Entre os imóveis listados estão:
• Áreas rurais em Rio Sono avaliadas em mais de R$ 13 milhões;
• Propriedades em Novo Acordo avaliadas em mais de R$ 10 milhões;
• Fazendas em Lizarda avaliadas em mais de R$ 19 milhões;
• Imóveis urbanos;
• Rebanhos bovinos.
Segundo a petição, o valor foi calculado considerando o preço médio do alqueire nas regiões de Novo Acordo, Rio Sono e Lizarda.
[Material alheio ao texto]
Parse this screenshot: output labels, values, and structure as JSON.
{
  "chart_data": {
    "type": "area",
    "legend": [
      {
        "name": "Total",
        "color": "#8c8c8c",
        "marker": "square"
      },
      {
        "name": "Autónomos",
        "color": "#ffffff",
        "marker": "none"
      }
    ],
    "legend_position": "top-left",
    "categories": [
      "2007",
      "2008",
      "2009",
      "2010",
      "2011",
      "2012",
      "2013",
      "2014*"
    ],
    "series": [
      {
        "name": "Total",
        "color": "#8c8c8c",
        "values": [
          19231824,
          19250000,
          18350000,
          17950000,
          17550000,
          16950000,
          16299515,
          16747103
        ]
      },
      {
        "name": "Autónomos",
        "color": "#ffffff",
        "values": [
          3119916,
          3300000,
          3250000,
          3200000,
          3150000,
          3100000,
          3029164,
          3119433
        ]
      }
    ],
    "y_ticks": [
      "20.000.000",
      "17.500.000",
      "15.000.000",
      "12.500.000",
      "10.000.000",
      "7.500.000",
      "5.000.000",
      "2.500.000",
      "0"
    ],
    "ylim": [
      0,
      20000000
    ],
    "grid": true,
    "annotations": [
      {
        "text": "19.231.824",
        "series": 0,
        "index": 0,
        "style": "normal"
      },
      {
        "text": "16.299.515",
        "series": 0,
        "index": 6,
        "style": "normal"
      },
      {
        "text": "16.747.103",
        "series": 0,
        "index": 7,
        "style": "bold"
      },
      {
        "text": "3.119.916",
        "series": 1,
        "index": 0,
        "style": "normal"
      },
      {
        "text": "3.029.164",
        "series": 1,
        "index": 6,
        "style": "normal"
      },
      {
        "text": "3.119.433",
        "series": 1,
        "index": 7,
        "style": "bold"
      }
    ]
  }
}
Autoras pedem bloqueio de bens e quebra de sigilos
Na ação, as autoras pedem:
• Bloqueio imediato dos imóveis;
• Indisponibilidade patrimonial via CNIB;
• Quebra de sigilo bancário e fiscal dos envolvidos;
• Quebra de informações sobre movimentações de rebanhos;
• Acesso ao prontuário médico de Euclides;
• Suspensão do inventário;
• Anulação de doações e vendas;
• Reintegração dos bens ao espólio;
• Aplicação da pena de sonegados;
• Responsabilização dos compradores;
• E condenação do Estado do Tocantins.
Também pedem o reconhecimento de enriquecimento ilícito de Saulo e Suely, alegando que ambos teriam se apropriado indevidamente de patrimônio que deveria integrar a herança.
Decisão e novo recurso
Em 16 de outubro de 2025, a Justiça da Comarca de Novo Acordo proferiu sentença no processo e indeferiu todos os pedidos de tutela de urgência feito pelas autoras alegando possível decadência (pelo decurso de 20 anos), do direito de anular os atos jurídicos questionados, por entender que os fatos eram de conhecimento das autoras desde 2006.
Após a sentença, o advogado das filhas, Aahrão de Deus Moraes, apresentou recurso de Apelação que ainda tramita em primeiro grau para citação e manifestação das partes. Somente após essa etapa os autos deverão ser remetidos ao Tribunal de Justiça do Estado do Tocantins (TJTO), onde os desembargadores irão decidir se a sentença de primeiro grau será mantida ou reformada.
O que dizem os citados
A reportagem fez contato com o advogado Saulo de Almeida Freire para ouvir sua versão sobre os fatos. Em resposta, via aplicativo de mensagens, ele afirmou que a ação “foi julgada e declarada a decadência do direito pelo decurso de mais de 20 anos”.
Suely das Graças Coelho de Sousa Freire, esposa do advogado, não foi localizada para responder às acusações. O espaço, porém, segue aberto caso ela queira se manifestar.
A reportagem não conseguiu contato com Maria da Conceição Sousa Rodrigues para que ela comentasse o andamento, a sentença e o recurso do processo. O espaço segue aberto para posicionamentos.
Já a família de Deusany Cordeiro Gonçalves dos Reis preferiu apenas confirmar a versão apresentada nos autos do processo, sem conceder novas declarações à reportagem.